It's May, and at colleges and universities all across America, graduation season is in full swing.
When this spring's graduating seniors entered college, many were looking forward to lucrative careers in business and others fields in an economy that showed no signs of slowing down. But today, with the U.S. economy in deep recession, many of those students are having to rethink their career strategies and prospects in creative ways.
For Jamie Obletz and his classmates at Columbia University's Graduate School of Business, this is a time for concern.
"A lot of people graduating this weekend still don't have jobs, which is disheartening," says Obletz, "and you know they are qualified."
This is a direct result of the weakened economy, he believes, "where many companies, from Wall Street to Main Street, are no longer recruiting."
"It's not what we signed up for," he says.
Many of 2009's graduating students are taking their skills to the non-profit sector, and a larger-than-usual percentage of this year's MBAs are looking for government jobs. They tell Michael Malone, who directs the school's office of career education and advising, that they hope to make an impact on business and economic policy.
"It's been really fascinating to see the interest our students are having in becoming part of the solution, in fixing the system and addressing new problems," says Malone.
Many business students who had planned on corporate or banking careers are becoming entrepreneurs instead.
"They've read all of the media pieces about how great companies were born of really down markets in the past, and they see themselves as potentially that next winner and are really eager and excited by that prospect," says Malone.
In contrast, Columbia MBA candidate Arlyn Davich always wanted to be an entrepreneur. She planned to start a luxury excursion business, but the recession inspired her to start a marketing firm that will distribute discount coupons online instead.
"In the entrepreneurship program, they like to highlight [the idea] that somebody is going to benefit from the recession, and it's just a matter of positioning yourself," says Davich, "so I feel very optimistic, actually."

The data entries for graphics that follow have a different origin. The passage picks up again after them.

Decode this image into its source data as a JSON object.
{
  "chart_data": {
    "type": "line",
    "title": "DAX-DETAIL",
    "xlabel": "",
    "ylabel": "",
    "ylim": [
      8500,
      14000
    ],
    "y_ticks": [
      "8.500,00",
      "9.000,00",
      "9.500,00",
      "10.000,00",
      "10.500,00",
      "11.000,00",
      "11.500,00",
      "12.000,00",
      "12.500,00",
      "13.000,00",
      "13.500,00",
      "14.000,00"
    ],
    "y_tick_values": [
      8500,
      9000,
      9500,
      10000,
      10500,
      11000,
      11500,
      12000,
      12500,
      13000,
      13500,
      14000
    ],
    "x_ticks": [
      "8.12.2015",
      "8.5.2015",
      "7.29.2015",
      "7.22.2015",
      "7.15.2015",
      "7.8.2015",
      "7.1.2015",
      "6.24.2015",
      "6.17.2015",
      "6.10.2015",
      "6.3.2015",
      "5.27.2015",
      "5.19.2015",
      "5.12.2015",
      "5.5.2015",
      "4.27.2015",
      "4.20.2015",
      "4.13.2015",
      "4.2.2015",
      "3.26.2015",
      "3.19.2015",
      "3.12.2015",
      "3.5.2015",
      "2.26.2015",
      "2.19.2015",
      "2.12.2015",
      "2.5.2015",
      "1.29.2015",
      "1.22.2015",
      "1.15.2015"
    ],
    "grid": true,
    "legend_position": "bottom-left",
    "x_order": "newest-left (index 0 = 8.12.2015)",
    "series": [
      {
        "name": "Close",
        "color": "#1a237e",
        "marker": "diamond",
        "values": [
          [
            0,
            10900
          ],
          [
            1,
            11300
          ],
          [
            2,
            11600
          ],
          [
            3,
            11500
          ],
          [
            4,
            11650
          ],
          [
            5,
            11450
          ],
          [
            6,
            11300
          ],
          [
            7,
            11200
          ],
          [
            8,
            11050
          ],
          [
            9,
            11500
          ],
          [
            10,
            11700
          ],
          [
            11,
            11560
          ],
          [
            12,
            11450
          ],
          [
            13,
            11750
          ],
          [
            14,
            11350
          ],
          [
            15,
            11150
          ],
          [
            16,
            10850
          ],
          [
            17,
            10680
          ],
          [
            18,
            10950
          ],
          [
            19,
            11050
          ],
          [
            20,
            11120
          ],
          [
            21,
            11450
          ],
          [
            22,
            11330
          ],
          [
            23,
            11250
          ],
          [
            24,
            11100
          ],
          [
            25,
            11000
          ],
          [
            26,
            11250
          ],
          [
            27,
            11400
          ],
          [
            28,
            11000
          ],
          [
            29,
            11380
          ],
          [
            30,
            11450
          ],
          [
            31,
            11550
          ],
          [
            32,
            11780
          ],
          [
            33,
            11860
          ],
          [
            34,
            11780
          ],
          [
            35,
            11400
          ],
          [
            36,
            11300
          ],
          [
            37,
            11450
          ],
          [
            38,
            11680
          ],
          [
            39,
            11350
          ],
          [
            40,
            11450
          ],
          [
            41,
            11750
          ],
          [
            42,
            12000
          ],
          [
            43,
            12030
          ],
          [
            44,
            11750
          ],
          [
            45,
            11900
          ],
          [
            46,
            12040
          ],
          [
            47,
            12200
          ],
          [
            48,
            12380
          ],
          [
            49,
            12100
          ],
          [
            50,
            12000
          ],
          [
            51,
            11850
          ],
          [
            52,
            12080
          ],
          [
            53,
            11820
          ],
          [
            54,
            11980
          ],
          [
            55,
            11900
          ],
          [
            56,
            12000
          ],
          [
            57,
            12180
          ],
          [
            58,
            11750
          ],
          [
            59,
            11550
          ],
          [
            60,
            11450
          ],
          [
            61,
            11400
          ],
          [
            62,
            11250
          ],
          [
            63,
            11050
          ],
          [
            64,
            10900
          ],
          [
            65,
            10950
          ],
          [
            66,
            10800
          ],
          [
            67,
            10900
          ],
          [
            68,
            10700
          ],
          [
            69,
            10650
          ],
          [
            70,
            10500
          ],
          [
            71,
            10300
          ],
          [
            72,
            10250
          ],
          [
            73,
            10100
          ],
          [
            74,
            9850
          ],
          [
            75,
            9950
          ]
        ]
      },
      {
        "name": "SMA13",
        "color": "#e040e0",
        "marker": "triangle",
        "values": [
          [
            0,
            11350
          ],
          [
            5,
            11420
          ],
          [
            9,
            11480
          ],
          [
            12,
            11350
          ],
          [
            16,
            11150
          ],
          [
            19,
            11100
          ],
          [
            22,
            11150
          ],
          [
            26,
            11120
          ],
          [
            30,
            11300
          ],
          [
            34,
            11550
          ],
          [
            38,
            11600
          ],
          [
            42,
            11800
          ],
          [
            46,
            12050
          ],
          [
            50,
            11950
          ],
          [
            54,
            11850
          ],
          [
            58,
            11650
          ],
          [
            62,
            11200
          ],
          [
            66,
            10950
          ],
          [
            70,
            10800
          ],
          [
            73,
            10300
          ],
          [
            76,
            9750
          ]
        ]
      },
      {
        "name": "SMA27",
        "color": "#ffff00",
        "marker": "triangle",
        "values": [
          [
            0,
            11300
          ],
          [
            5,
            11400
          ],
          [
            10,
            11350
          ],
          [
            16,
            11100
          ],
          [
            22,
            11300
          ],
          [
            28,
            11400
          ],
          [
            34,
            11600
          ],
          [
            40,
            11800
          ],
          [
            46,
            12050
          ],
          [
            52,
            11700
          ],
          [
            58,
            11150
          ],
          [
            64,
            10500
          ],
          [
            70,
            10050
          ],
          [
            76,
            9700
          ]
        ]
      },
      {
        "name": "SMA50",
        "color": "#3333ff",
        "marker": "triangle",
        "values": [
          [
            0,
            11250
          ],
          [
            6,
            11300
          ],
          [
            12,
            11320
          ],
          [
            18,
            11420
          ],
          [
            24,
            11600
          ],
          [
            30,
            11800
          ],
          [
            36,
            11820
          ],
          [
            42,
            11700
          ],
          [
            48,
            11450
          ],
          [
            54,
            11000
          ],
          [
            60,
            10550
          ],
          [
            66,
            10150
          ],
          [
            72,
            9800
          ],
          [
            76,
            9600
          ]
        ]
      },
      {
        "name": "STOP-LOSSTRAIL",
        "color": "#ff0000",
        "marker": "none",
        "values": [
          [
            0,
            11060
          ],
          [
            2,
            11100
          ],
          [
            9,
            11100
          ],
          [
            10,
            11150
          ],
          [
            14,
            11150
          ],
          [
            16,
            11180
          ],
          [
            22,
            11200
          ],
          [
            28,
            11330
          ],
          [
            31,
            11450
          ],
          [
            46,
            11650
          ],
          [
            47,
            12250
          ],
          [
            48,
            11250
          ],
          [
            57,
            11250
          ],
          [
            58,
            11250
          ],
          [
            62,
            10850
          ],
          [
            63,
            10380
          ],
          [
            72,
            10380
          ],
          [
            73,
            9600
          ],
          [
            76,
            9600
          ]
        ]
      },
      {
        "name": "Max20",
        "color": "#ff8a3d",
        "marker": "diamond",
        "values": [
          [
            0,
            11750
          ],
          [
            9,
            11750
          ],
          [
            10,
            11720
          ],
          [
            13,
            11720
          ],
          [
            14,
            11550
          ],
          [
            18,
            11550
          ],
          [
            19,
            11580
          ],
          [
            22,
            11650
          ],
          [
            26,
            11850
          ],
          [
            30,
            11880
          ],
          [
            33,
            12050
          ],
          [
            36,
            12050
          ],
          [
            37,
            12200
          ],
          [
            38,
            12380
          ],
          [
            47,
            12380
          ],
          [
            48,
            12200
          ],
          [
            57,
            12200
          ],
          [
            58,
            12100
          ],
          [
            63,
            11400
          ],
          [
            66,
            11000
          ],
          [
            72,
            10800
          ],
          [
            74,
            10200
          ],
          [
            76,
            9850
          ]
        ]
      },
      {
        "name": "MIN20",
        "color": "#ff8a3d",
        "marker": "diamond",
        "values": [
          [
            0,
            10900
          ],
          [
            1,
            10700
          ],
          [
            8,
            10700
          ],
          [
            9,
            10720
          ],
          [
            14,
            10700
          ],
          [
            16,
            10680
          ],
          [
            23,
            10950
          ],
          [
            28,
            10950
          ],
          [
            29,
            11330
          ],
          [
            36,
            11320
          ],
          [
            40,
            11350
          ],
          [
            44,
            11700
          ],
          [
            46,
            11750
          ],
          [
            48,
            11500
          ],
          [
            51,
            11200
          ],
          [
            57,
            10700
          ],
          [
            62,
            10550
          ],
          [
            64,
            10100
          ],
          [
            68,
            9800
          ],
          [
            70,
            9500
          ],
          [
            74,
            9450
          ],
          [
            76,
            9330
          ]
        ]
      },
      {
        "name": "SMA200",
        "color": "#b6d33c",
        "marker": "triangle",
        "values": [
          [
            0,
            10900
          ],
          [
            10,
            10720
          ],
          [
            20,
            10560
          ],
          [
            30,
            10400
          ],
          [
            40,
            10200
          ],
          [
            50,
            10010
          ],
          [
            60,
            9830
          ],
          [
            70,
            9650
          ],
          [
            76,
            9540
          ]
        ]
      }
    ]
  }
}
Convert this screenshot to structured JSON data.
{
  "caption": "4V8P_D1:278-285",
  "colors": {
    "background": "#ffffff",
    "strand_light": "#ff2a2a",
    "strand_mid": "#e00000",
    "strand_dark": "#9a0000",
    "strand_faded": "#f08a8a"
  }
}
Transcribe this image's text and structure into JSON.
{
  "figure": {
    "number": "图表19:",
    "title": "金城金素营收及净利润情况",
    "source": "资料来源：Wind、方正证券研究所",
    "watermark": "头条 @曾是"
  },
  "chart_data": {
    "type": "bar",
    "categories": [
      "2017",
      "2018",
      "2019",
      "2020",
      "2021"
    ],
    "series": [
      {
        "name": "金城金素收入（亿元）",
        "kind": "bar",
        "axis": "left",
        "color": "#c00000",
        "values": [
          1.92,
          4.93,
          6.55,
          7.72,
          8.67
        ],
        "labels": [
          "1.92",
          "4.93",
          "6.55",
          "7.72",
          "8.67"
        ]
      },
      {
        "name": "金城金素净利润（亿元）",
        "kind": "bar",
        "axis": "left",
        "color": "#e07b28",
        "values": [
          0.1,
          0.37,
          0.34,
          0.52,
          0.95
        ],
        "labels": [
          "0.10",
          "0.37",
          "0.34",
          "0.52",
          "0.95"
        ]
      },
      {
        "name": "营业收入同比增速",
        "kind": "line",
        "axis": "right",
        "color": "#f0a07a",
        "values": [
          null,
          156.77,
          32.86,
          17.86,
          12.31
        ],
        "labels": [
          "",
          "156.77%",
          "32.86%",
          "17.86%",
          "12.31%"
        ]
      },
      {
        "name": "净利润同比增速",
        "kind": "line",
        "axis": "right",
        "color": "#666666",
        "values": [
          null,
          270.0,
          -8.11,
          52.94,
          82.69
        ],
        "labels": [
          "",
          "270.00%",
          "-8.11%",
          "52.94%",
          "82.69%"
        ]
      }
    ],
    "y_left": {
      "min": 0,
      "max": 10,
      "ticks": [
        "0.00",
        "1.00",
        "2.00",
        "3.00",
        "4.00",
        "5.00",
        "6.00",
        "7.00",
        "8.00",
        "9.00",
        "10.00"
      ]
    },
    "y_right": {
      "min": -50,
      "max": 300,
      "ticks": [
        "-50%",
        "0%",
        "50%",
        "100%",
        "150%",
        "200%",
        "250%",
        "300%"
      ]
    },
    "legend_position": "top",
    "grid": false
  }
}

Changing economic conditions have inspired many other creative readjustments. First-generation immigrant Grilselys Nunez began her two-year stint at the Borough of Manhattan Community College, or BMCC, as a business management major. She soon decided to switch to economics and politics.
"I want to be a leader in my country, the Dominican Republic," she says excitedly. "I think the whole world is changing right now, and it's just a perfect time to introduce different things to my country."
The recession led to a new career path for 48-year-old John Ortiz. He was a personal exercise trainer, but his client base dropped off due to the economic slowdown. So he enrolled in classes at BMCC and kept an open mind.
"While I was here, I found my love for writing, and I switched to writing and literature," he says.
Ortiz, who volunteers regularly with teenagers, is planning to take the psychology training necessary to become a high school counselor.
"I turned an obstacle into an opportunity," he says.
No one can deny that with a graduating class in the thousands, BMCC career development director Melba Olmeda-Amaro has her hands full. Despite the economy, she is encouraging students to enter the job market with a positive outlook. She tells them that a good attitude can be almost as important to potential employers as academic skills.
"Employers are looking for interpersonal skills. They're looking for the ability to communicate. They are looking for students that show ambition," says Olmeda-Amaro.
She acknowledges that in previous years, graduating students would have had a "straighter" career path.
"So what we tell our students is, 'Practice, practice, practice! Prepare, prepare, prepare!'"
No one has to convince 50-year-old MaryAnn Lorick, a graduating BMCC business major who enrolled once her own daughters left to college.
"For myself, there really is no fear," she says with a smile. "I'm out there, and I'm going do something."
Whatever the nation's economic prospects may be for the short term, one thing seems clear: Americans' energy and "can do" attitude will always remain an abundant national resource.